Ok this is a step by step showing how an m20 ITB manifold was built, but this same theory and techniques can be applied to almost any engine. It takes a bit fabrication skill but nothing too difficult and i have discovered plenty of little tips to help out. First thing to do cut the flange off an original manifold, keep it as long as possible i like to aim for at least 70-80mm and try to keep the cut as parallel to the face as possible dont worry about where the runners are heading at this point.
Disclaimer…. if your going to use one of the blades shown below be aware that fabricators have a nick-name for them… meat axe! they are very affective for cutting alloy but use leather gloves and be warned!
Next I trim back the fuel rail mounts so i have room to weld, welding the flangs on is a bit tricky even with the mounts trimmed right back so it really is no problem to take them off all together this makes the welding much easier. Then all you need is 2 little tags to bolt the rail back on i will show this in the next photos. For this one i am leaving them on
Here are the tags you will need if the mounts are removed.
and here’s the rail bolted in place with them, they go under two of the nuts holding the manifold on
depending on what model manifold your starting with some need the end runners fixing because they start heading up too soon so first i cut a couple of runner pieces from the discarded manifold, just trim and square them up roughly by eye.
To go off on a tangent. Look at the size of the runners at this point, we are about 100mm from the head and they are only about 35mm!!!
Think about this for a second the OEM manifold is still good for some great power numbers and its only 35mm, most other brands of ITB manifold are 45mm at this point, thats nearly double the cross sectional area this can have quite a devistating affect on the critical air velocity and performance!!! This also highlights why 40mm ITB is plenty big enough for even very tough m20's.
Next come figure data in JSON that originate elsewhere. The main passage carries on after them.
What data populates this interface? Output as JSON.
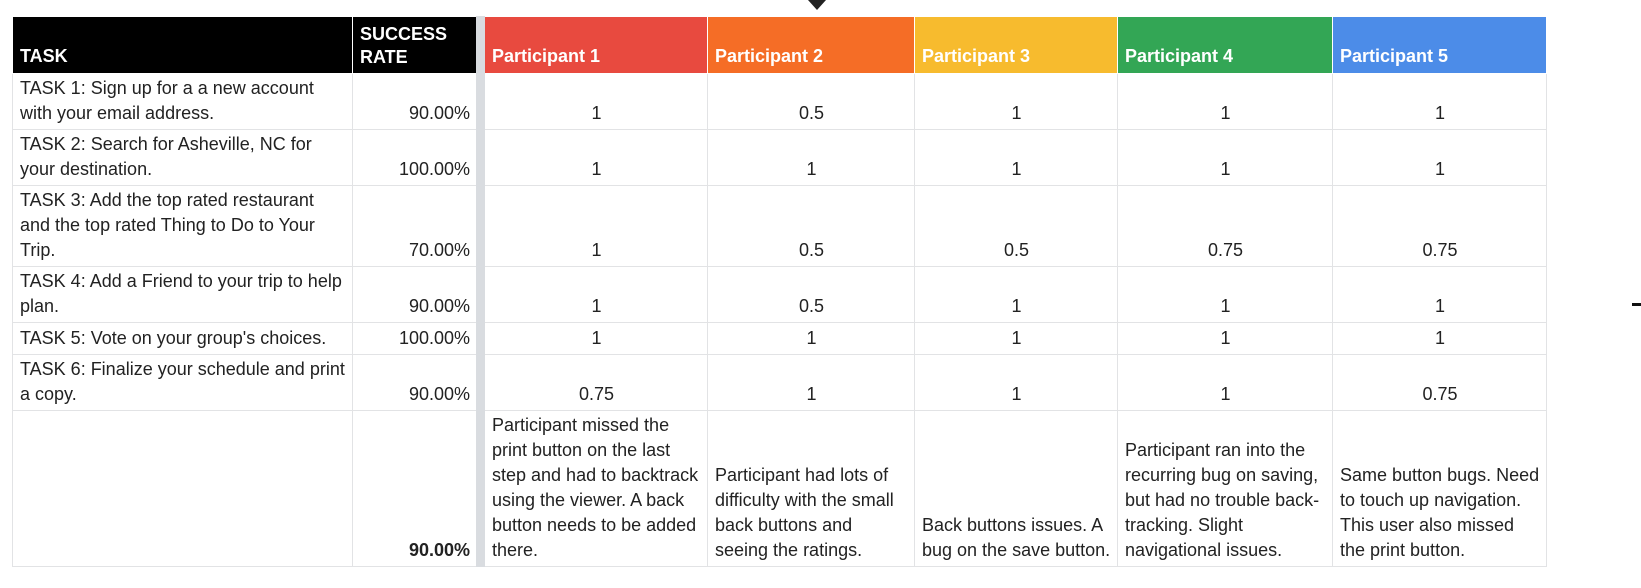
{
  "columns": {
    "task": "TASK",
    "success_rate": "SUCCESS RATE",
    "participants": [
      "Participant 1",
      "Participant 2",
      "Participant 3",
      "Participant 4",
      "Participant 5"
    ]
  },
  "colors": {
    "header_black": "#000000",
    "participant_1": "#e84a3f",
    "participant_2": "#f56d26",
    "participant_3": "#f7bb2e",
    "participant_4": "#33a655",
    "participant_5": "#4c8ce8"
  },
  "rows": [
    {
      "task": "TASK 1: Sign up for a a new account with your email address.",
      "rate": "90.00%",
      "scores": [
        "1",
        "0.5",
        "1",
        "1",
        "1"
      ]
    },
    {
      "task": "TASK 2:  Search for Asheville, NC for your destination.",
      "rate": "100.00%",
      "scores": [
        "1",
        "1",
        "1",
        "1",
        "1"
      ]
    },
    {
      "task": "TASK 3: Add the top rated restaurant and the top rated Thing to Do to Your Trip.",
      "rate": "70.00%",
      "scores": [
        "1",
        "0.5",
        "0.5",
        "0.75",
        "0.75"
      ]
    },
    {
      "task": "TASK 4: Add a Friend to your trip to help plan.",
      "rate": "90.00%",
      "scores": [
        "1",
        "0.5",
        "1",
        "1",
        "1"
      ]
    },
    {
      "task": "TASK 5: Vote on your group's choices.",
      "rate": "100.00%",
      "scores": [
        "1",
        "1",
        "1",
        "1",
        "1"
      ]
    },
    {
      "task": "TASK 6: Finalize your schedule and print a copy.",
      "rate": "90.00%",
      "scores": [
        "0.75",
        "1",
        "1",
        "1",
        "0.75"
      ]
    }
  ],
  "summary": {
    "overall_rate": "90.00%",
    "notes": [
      "Participant missed the print button on the last step and had to backtrack using the viewer. A back button needs to be added there.",
      "Participant had lots of difficulty with the small back buttons and seeing the ratings.",
      "Back buttons issues. A bug on the save button.",
      "Participant ran into the recurring bug on saving, but had no trouble back-tracking. Slight navigational issues.",
      "Same button bugs. Need to touch up navigation. This user also missed the print button."
    ]
  }
}
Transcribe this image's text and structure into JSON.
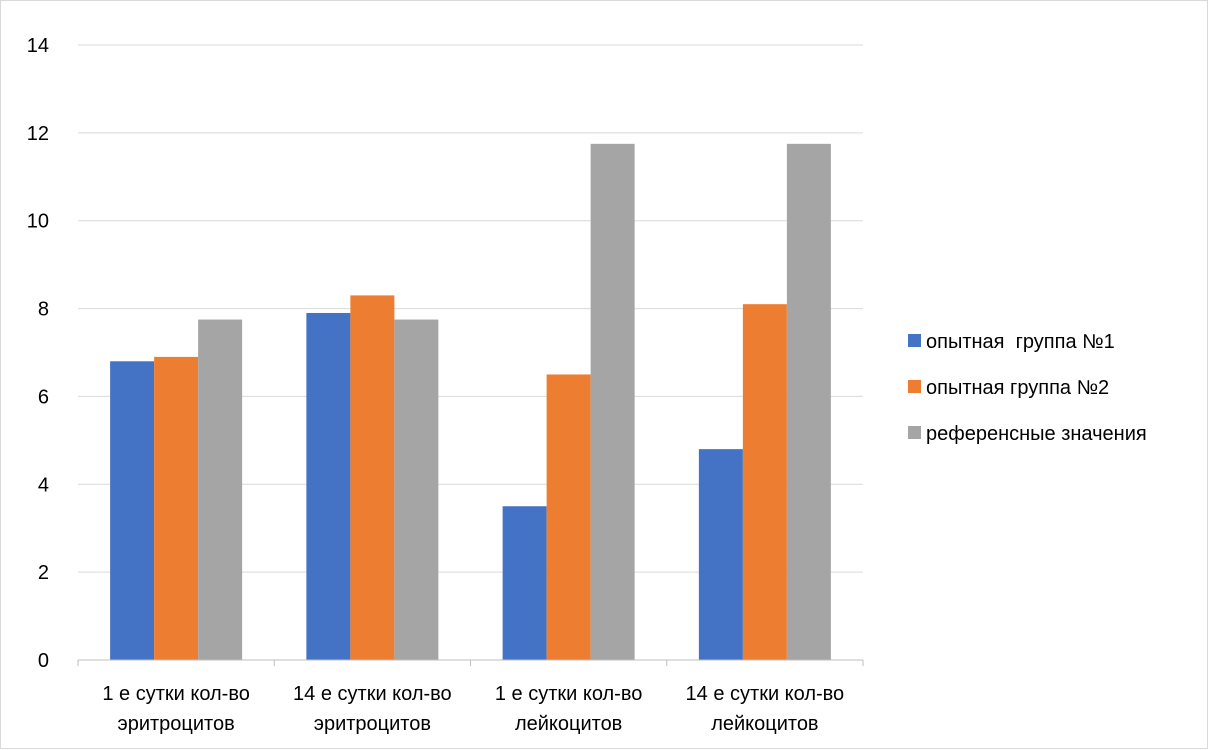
{
  "chart_data": {
    "type": "bar",
    "categories": [
      [
        "1 е сутки кол-во",
        "эритроцитов"
      ],
      [
        "14 е сутки кол-во",
        "эритроцитов"
      ],
      [
        "1 е сутки кол-во",
        "лейкоцитов"
      ],
      [
        "14 е сутки кол-во",
        "лейкоцитов"
      ]
    ],
    "series": [
      {
        "name": "опытная  группа №1",
        "color": "#4472C4",
        "values": [
          6.8,
          7.9,
          3.5,
          4.8
        ]
      },
      {
        "name": "опытная группа №2",
        "color": "#ED7D31",
        "values": [
          6.9,
          8.3,
          6.5,
          8.1
        ]
      },
      {
        "name": "референсные значения",
        "color": "#A5A5A5",
        "values": [
          7.75,
          7.75,
          11.75,
          11.75
        ]
      }
    ],
    "title": "",
    "xlabel": "",
    "ylabel": "",
    "ylim": [
      0,
      14
    ],
    "yticks": [
      0,
      2,
      4,
      6,
      8,
      10,
      12,
      14
    ],
    "grid": true,
    "legend_position": "right"
  }
}
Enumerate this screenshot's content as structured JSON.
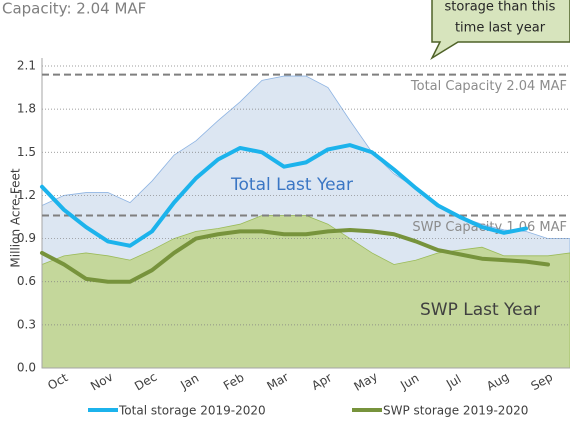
{
  "chart_data": {
    "type": "area_line",
    "title": "Capacity: 2.04 MAF",
    "callout": [
      "storage than this",
      "time last year"
    ],
    "y_axis_label": "Million Acre-Feet",
    "categories": [
      "Oct",
      "Nov",
      "Dec",
      "Jan",
      "Feb",
      "Mar",
      "Apr",
      "May",
      "Jun",
      "Jul",
      "Aug",
      "Sep"
    ],
    "x": [
      0,
      0.5,
      1,
      1.5,
      2,
      2.5,
      3,
      3.5,
      4,
      4.5,
      5,
      5.5,
      6,
      6.5,
      7,
      7.5,
      8,
      8.5,
      9,
      9.5,
      10,
      10.5,
      11,
      11.5,
      12
    ],
    "xlim": [
      0,
      12
    ],
    "ylim": [
      0,
      2.1
    ],
    "yticks": [
      {
        "value": 0,
        "label": "0.0"
      },
      0.3,
      0.6,
      0.9,
      1.2,
      1.5,
      1.8,
      2.1
    ],
    "grid": true,
    "areas": [
      {
        "name": "Total Last Year",
        "color": "#dce6f2",
        "edge": "#8eb4e3",
        "label_color": "#3a76c4",
        "values": [
          1.13,
          1.2,
          1.22,
          1.22,
          1.15,
          1.3,
          1.48,
          1.58,
          1.72,
          1.85,
          2.0,
          2.03,
          2.03,
          1.95,
          1.72,
          1.5,
          1.35,
          1.25,
          1.13,
          1.05,
          1.0,
          0.96,
          0.95,
          0.9,
          0.9
        ]
      },
      {
        "name": "SWP Last Year",
        "color": "#c4d79b",
        "edge": "#9bbb59",
        "label_color": "#404040",
        "values": [
          0.72,
          0.78,
          0.8,
          0.78,
          0.75,
          0.82,
          0.9,
          0.95,
          0.97,
          1.0,
          1.06,
          1.06,
          1.06,
          1.0,
          0.9,
          0.8,
          0.72,
          0.75,
          0.8,
          0.82,
          0.84,
          0.78,
          0.78,
          0.78,
          0.8
        ]
      }
    ],
    "series": [
      {
        "name": "Total storage 2019-2020",
        "color": "#1cb3ec",
        "values": [
          1.26,
          1.1,
          0.98,
          0.88,
          0.85,
          0.95,
          1.15,
          1.32,
          1.45,
          1.53,
          1.5,
          1.4,
          1.43,
          1.52,
          1.55,
          1.5,
          1.38,
          1.25,
          1.13,
          1.05,
          0.98,
          0.94,
          0.97,
          null,
          null
        ]
      },
      {
        "name": "SWP storage 2019-2020",
        "color": "#77933c",
        "values": [
          0.8,
          0.72,
          0.62,
          0.6,
          0.6,
          0.68,
          0.8,
          0.9,
          0.93,
          0.95,
          0.95,
          0.93,
          0.93,
          0.95,
          0.96,
          0.95,
          0.93,
          0.88,
          0.82,
          0.79,
          0.76,
          0.75,
          0.74,
          0.72,
          null
        ]
      }
    ],
    "reference_lines": [
      {
        "label": "Total Capacity 2.04 MAF",
        "value": 2.04
      },
      {
        "label": "SWP Capacity 1.06 MAF",
        "value": 1.06
      }
    ]
  }
}
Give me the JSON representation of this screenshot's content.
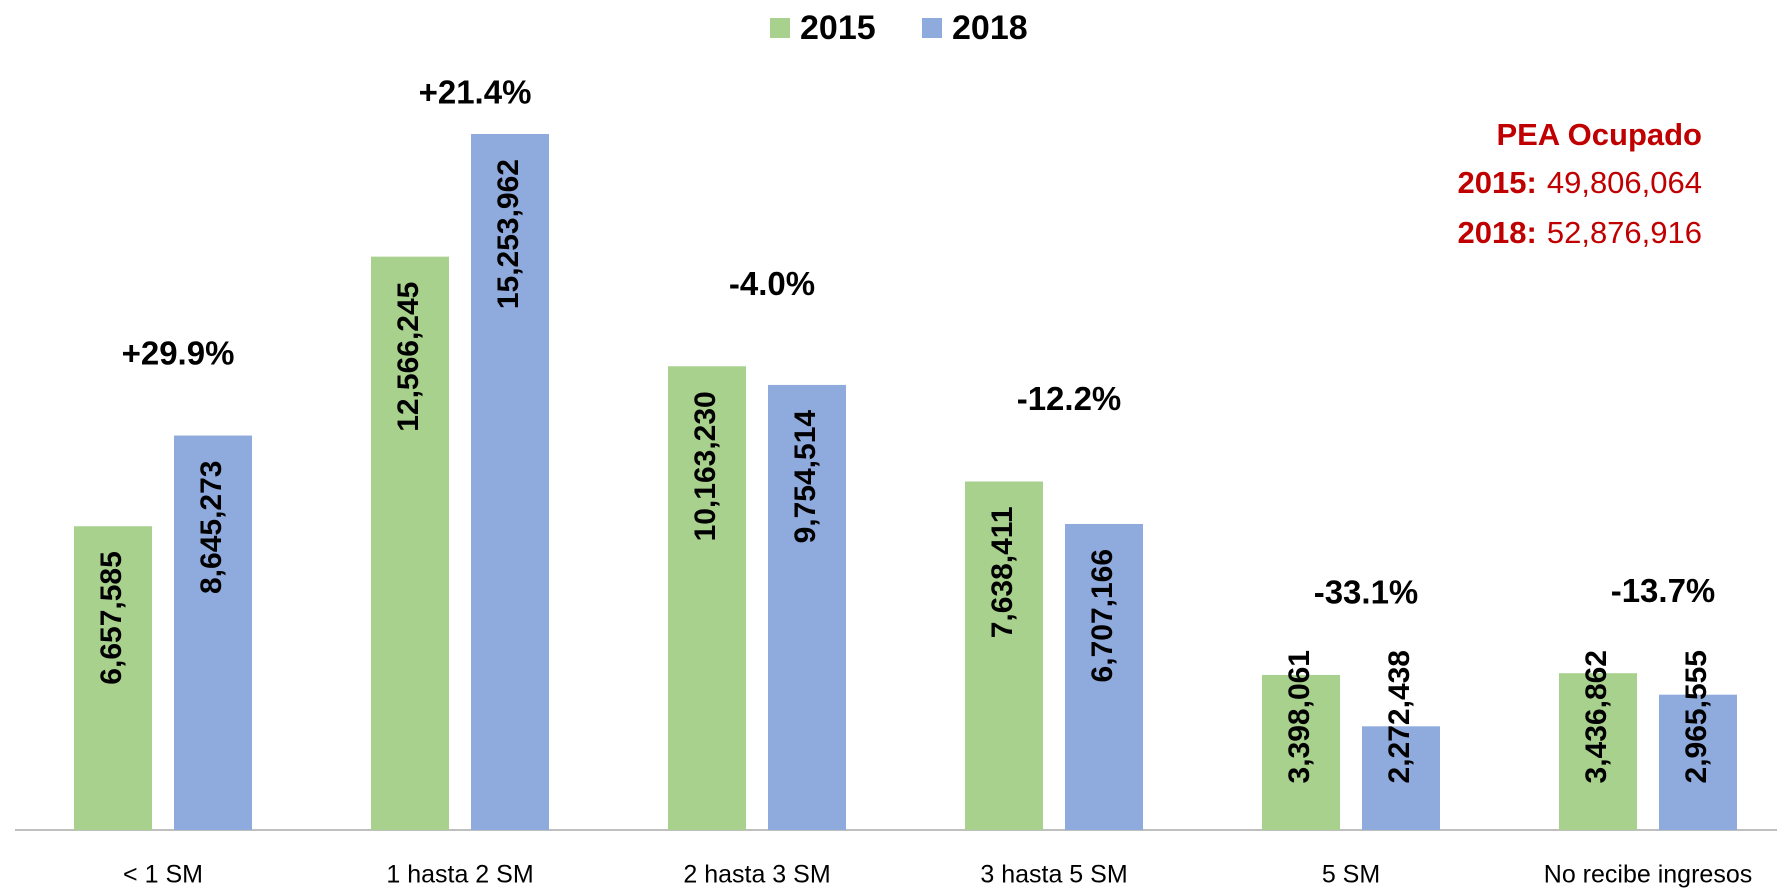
{
  "chart_data": {
    "type": "bar",
    "categories": [
      "< 1 SM",
      "1 hasta 2 SM",
      "2 hasta 3 SM",
      "3 hasta 5 SM",
      "5 SM",
      "No recibe ingresos"
    ],
    "series": [
      {
        "name": "2015",
        "color": "#a9d18e",
        "values": [
          6657585,
          12566245,
          10163230,
          7638411,
          3398061,
          3436862
        ],
        "value_labels": [
          "6,657,585",
          "12,566,245",
          "10,163,230",
          "7,638,411",
          "3,398,061",
          "3,436,862"
        ]
      },
      {
        "name": "2018",
        "color": "#8faadc",
        "values": [
          8645273,
          15253962,
          9754514,
          6707166,
          2272438,
          2965555
        ],
        "value_labels": [
          "8,645,273",
          "15,253,962",
          "9,754,514",
          "6,707,166",
          "2,272,438",
          "2,965,555"
        ]
      }
    ],
    "annotations": [
      "+29.9%",
      "+21.4%",
      "-4.0%",
      "-12.2%",
      "-33.1%",
      "-13.7%"
    ],
    "info": {
      "title": "PEA Ocupado",
      "rows": [
        {
          "label": "2015:",
          "value": "49,806,064"
        },
        {
          "label": "2018:",
          "value": "52,876,916"
        }
      ]
    },
    "legend": "top"
  }
}
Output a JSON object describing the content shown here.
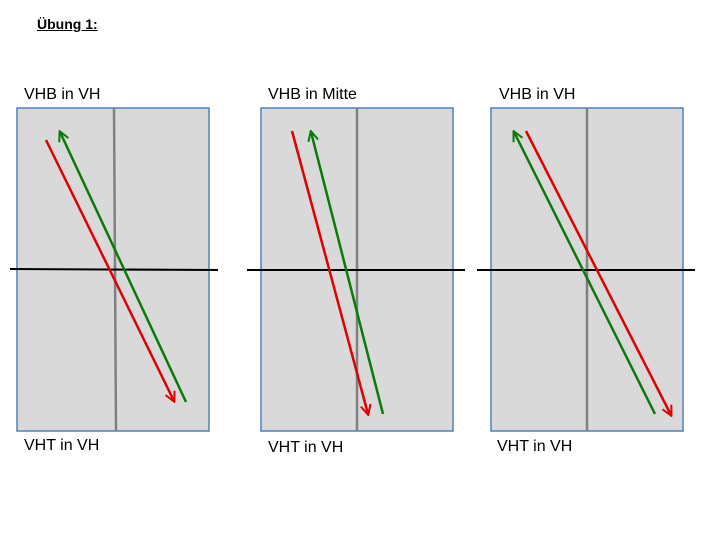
{
  "title": "Übung 1:",
  "diagrams": [
    {
      "top_label": "VHB in VH",
      "bottom_label": "VHT in VH",
      "red_arrow": {
        "from": "top-left",
        "to": "bottom"
      },
      "green_arrow": {
        "from": "bottom",
        "to": "top-left"
      }
    },
    {
      "top_label": "VHB in Mitte",
      "bottom_label": "VHT in VH",
      "red_arrow": {
        "from": "top-left",
        "to": "bottom"
      },
      "green_arrow": {
        "from": "bottom",
        "to": "top-left"
      }
    },
    {
      "top_label": "VHB in VH",
      "bottom_label": "VHT in VH",
      "red_arrow": {
        "from": "top-left",
        "to": "bottom-right"
      },
      "green_arrow": {
        "from": "bottom-right",
        "to": "top-left"
      }
    }
  ],
  "colors": {
    "box_fill": "#d9d9d9",
    "box_border": "#4f81bd",
    "vertical_line": "#808080",
    "horizontal_line": "#000000",
    "red_arrow": "#e00000",
    "green_arrow": "#0a7a0a"
  }
}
Ok onward… then trim the outside two runners right down short and weld on those little straight pieces
next, you need to make up a holding JIG, i use a piece of RHS and drill and tap 4 holes in it to bolt the manifold on. Of the 12 holes in the flange i use holes 1,4,9 and 12.
then with the flange bolted to the JIG and bolted to the mill table the runners can be milled flat
Next is an important step, this is done AFTER milling the runners. Take out the middle bolts (4 and 9) and loosen off the other 2, then slip 2 shims 1mm thick directly under runners 3&4 then gently tighten the end bolts down until the tip of the flange just touches the JIG, this puts a 1mm bow in the whole thing. This is to compensate for the distortion caused by the welding.
Then sit the flange plate on where its the best average fit, clamp at the ends to pull it onto the runners and get some good tack welds to each side of each runner.
Then weld away!!
make sure all your surfaces are raw and clean, keep it bolted to the jig the whole time just with the two end bolts and the 1mm shims in place. Try to avoid welding the same side of all the runners first, I usually weld top, bottom, top, bottom and so on then go back and do the other sides etc. This is where you will curse leaving those fuel rail mounts there!
I should note the DCOE bolt pattern is 90mm spacing and the m20 bore is 91mm spacing so when you make a flange, space the holes so they go 90mm 92mm, 90mm, 92mm etc. You can find an AutoCAD file of the whole plate here in my downloads section.
Unbolt it from the JIG, check it with a straight edge it should be pretty good but if its still a little bowed all it will take is a gentle bump with a big hammer and some blocks of wood… be very careful!!! it wont take much, try to get the head face as perfect as possible.
That’s the fun part done next is the tedious part, the runners need to be hogged out to match the flange so get comfortable with the die grinder and start cutting, keep a little dish handy with some WD40 or even Kero mixed with engine oil works well, dip the cutter in now and then to keep it cutting really well, stops it clogging up. Try to get the transition as smooth and gradual as possible from the 40mm hole down the the head face flange.
Lastly it goes back on the JIG and into the mill for a light skim, if everything was done well then it usually takes less than 0.5mm for it to clean up.
Flip it over and give the head face the lightest possible skim too just to make sure it will seal up well
Last thing to do is tap all the holes in the new flange for the studs, give it a clean and a coat of your favorite color!…. sorry no pics of last step.